Downstairs, in a crate, there’s a puppy, our puppy, Caatje ([ka:tj!] for phonetical buffs). We’ve had her for one and a half weeks now. She is a.d.o.r.a.b.l.e, and a handful. Boy! Even though I prepared well, I wasn’t prepared, at all. The thing I hadn’t expected was the mental load, the amount of space having a puppy takes up in my mind. Not to mention all the old fears that went rampant. Being confronted with this entirely new situation, where I do my best but most of the time have no clue what I should do, triggers fears I thought were gone but apparently left some residue.
Last week, I wrote about finding unconditional self-love. This week, I explored what that means to me and how I can have it in my life more than just occasionally. Because finding it doesn’t necessarily mean dwelling in it indefinitely. Finding it is the first step, being able to access it at will is the second and remaining there, well at the moment, that still sounds like fairyland. And that’s okay – being happy for no reason felt the same not so many years ago. This week, I took time to reconnect to myself every day, I wrote in my journal and I learned that I could access this space of unconditional self-love when I focused on it. Af first, I fell into my big-goal-setting trap, wanting to dedicate a substantial time every morning to this, but all it did was make me feel like I was falling short, not enough. And I wondered,
“Why is this idea of being enough as I am so hard to grasp? Or is it? What if I just allowed it to percolate? What if I allowed myself to just be enough, BE enough, to be in that space of enoughness, to sit in that space where I am loved unconditionally, to allow it to fill me up? What if that is enough? What if it will grow through the practice of it? What if all I have to do is give myself permission to be sucked in the experience of unconditional love, and let it take hold without me having to do anything? It is easy to be sucked in, because this enoughness, this needing-nothingness, this being-loved-for-my-beingness feels beyond anything I could ever describe, it feels so good! What if instead of making it a big daily thing, I allowed myself to BE enough in the moments when I feel I am not? What if I gave myself what I am craving most whenever I feel emotional unrest? What if I allowed myself the peace I have been looking for so long, whenever I need it. What if I accept that I have found it and stop looking for it? What if I just practice feeling unconditional self-love whenever I feel out of kilter? What if that is all I have to do?”

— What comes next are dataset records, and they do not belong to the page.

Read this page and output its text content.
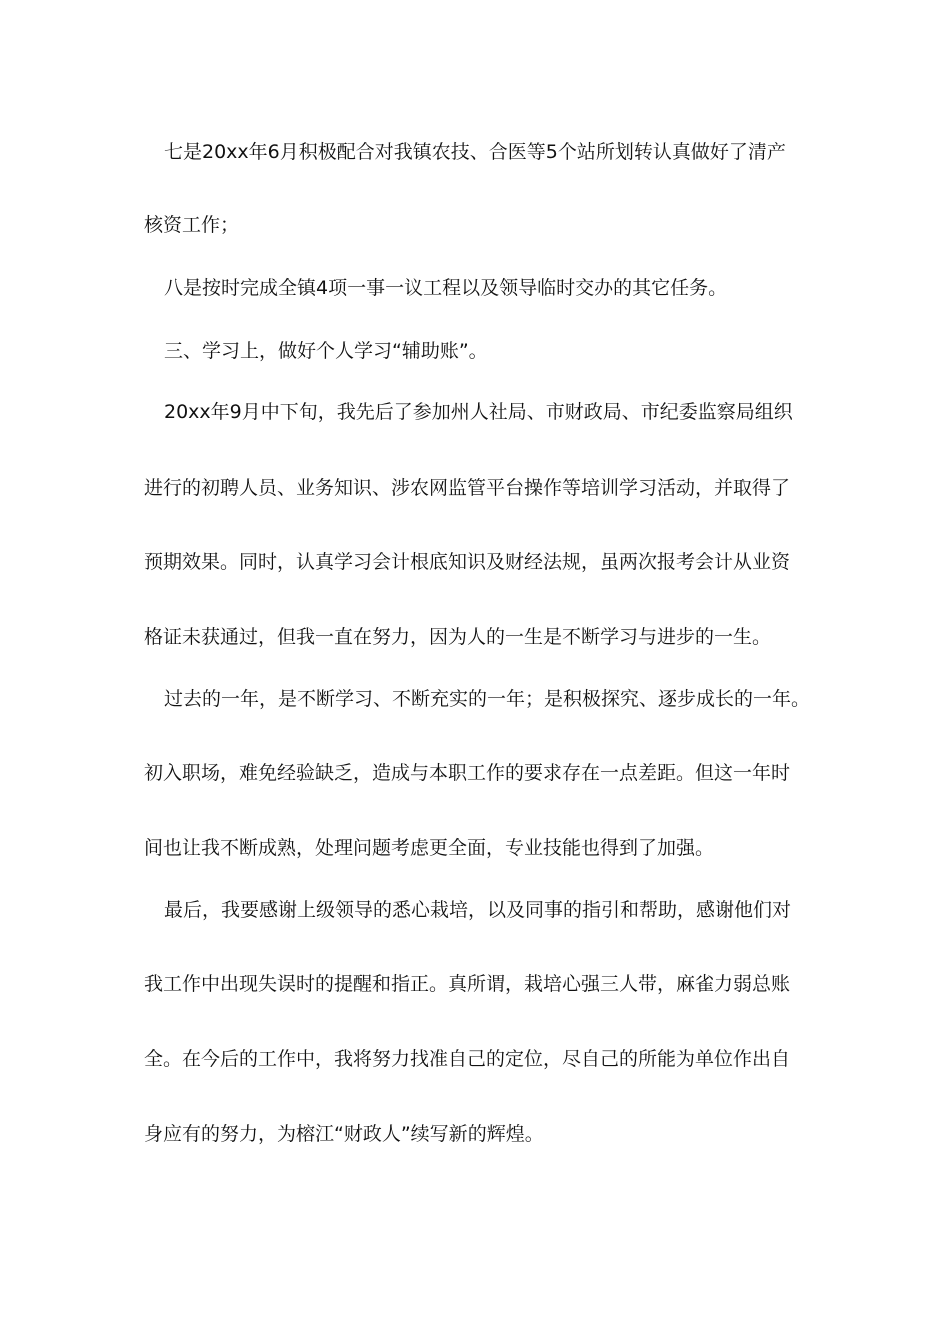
七是20xx年6月积极配合对我镇农技、合医等5个站所划转认真做好了清产
核资工作；
八是按时完成全镇4项一事一议工程以及领导临时交办的其它任务。
三、学习上，做好个人学习“辅助账”。
20xx年9月中下旬，我先后了参加州人社局、市财政局、市纪委监察局组织
进行的初聘人员、业务知识、涉农网监管平台操作等培训学习活动，并取得了
预期效果。同时，认真学习会计根底知识及财经法规，虽两次报考会计从业资
格证未获通过，但我一直在努力，因为人的一生是不断学习与进步的一生。
过去的一年，是不断学习、不断充实的一年；是积极探究、逐步成长的一年。
初入职场，难免经验缺乏，造成与本职工作的要求存在一点差距。但这一年时
间也让我不断成熟，处理问题考虑更全面，专业技能也得到了加强。
最后，我要感谢上级领导的悉心栽培，以及同事的指引和帮助，感谢他们对
我工作中出现失误时的提醒和指正。真所谓，栽培心强三人带，麻雀力弱总账
全。在今后的工作中，我将努力找准自己的定位，尽自己的所能为单位作出自
身应有的努力，为榕江“财政人”续写新的辉煌。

Indeed, what if that is all I have to do? And what if this sweet puppy is exactly what I need to practice feeling unconditional self-love? I love how this little puppy, in all its frolicking dogginess, is constantly pulling me out of my comfort zone. I love how her presence alone gets me out of whack enough to go find that space where I am loved no matter how many mistakes I make. Who knew that having a puppy could do that? Who knew?